Sason (Note: Խաբլջոզ, also Գաբլճոզ Gablchoz or Սասուն Sasun, etc.; Qabilcewz) is a town in the Batman Province of Turkey. It is the seat of the Sason District. Its population is 12,696 (2021). It was formerly known as Kabilcevz.

== Toponymy ==
Sason derives from the name of the historical region Sasun. In the Armenian tradition, the name of Sasun (from earlier Sanasunk) is traditionally associated with Sanasar (i.e., biblical Sharezer), the son of the Assyrian king Sennacherib who fled to Armenia after murdering his father․ Sanasar is said to have settled in the area around Mount Sim, which was called Sanasunk (as if meaning "Sanasar's progeny") after him and his descendants who populated the region.

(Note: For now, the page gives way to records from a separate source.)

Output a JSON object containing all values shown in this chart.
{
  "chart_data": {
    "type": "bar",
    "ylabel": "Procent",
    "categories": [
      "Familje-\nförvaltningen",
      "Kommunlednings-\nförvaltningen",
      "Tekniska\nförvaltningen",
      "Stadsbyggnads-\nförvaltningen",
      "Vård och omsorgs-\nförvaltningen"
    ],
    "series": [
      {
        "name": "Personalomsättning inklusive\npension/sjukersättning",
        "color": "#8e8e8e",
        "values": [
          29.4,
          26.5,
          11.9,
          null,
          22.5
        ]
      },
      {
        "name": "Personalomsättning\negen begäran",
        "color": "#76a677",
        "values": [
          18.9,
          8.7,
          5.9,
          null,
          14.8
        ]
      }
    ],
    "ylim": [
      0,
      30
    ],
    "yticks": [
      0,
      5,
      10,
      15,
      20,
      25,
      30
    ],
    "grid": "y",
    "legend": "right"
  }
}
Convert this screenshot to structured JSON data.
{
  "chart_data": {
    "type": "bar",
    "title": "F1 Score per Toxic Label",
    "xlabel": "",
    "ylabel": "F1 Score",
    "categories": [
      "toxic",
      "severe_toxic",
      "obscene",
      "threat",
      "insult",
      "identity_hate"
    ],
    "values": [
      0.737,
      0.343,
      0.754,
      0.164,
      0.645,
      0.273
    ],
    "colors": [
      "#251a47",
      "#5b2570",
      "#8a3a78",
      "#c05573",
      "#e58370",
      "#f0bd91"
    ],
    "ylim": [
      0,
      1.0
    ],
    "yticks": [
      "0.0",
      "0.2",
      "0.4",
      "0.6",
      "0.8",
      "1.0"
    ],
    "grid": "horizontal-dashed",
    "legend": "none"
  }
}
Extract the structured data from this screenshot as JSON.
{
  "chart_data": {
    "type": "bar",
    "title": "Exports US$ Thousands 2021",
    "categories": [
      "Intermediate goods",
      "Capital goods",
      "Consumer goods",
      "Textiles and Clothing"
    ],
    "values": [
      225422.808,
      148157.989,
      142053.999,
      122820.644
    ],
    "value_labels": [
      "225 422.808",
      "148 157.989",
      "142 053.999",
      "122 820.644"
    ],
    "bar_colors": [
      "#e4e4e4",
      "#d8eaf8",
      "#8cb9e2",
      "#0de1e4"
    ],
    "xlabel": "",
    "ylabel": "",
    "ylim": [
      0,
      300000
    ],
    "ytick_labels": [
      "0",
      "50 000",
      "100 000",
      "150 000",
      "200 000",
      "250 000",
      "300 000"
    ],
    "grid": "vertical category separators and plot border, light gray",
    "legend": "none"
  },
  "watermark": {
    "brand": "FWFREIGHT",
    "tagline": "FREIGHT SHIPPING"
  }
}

The former name of the settlement, Kabilcevz, comes from the Arabic word jawz 'walnut' (Turkish ceviz), in reference to the abundance of walnut trees in the area.

==History==
During the Ottoman period, Sason, then known as Kabilcevz, was located in the nahiye of Hazzo-Kabilcevz in the kaza (district) of Sasun within the Bitlis vilayet. Sometimes, it fell under the kaza of Kulp instead. Until 1915, it was a mixed Armenian-Kurdish village, reportedly with 105 Kurdish households and 45 Armenian households. It was the location of some of the most significant Armenian uprisings in 1884 and 1905. Most of the village's Armenians were deported and died during the Armenian genocide. The settlement became the center of the Sason District in 1925.

== Demographics ==
As of 2021, the population of the town was 12,696 (2021).

The town is inhabited by Arabs of the Bidri tribe and Kurds

== Government ==
In the local elections of March 2019, Muzaffer Arslan was elected Mayor. He was replaced by Mehmet Şafi Yavuz in February 2021.

==Culture==
There are numerous ruins in the area, and also some historical water fountains, such as Sevek Çeşmesi, Nabuhan Çeşmesi, Hapyenk Çeşmesi, and Ağde Çeşmesi. There is also a türbe—a burial site of a holy man—called Şehan, which is the site of celebrations every July. The town had an Armenian church called Surp Stepanos.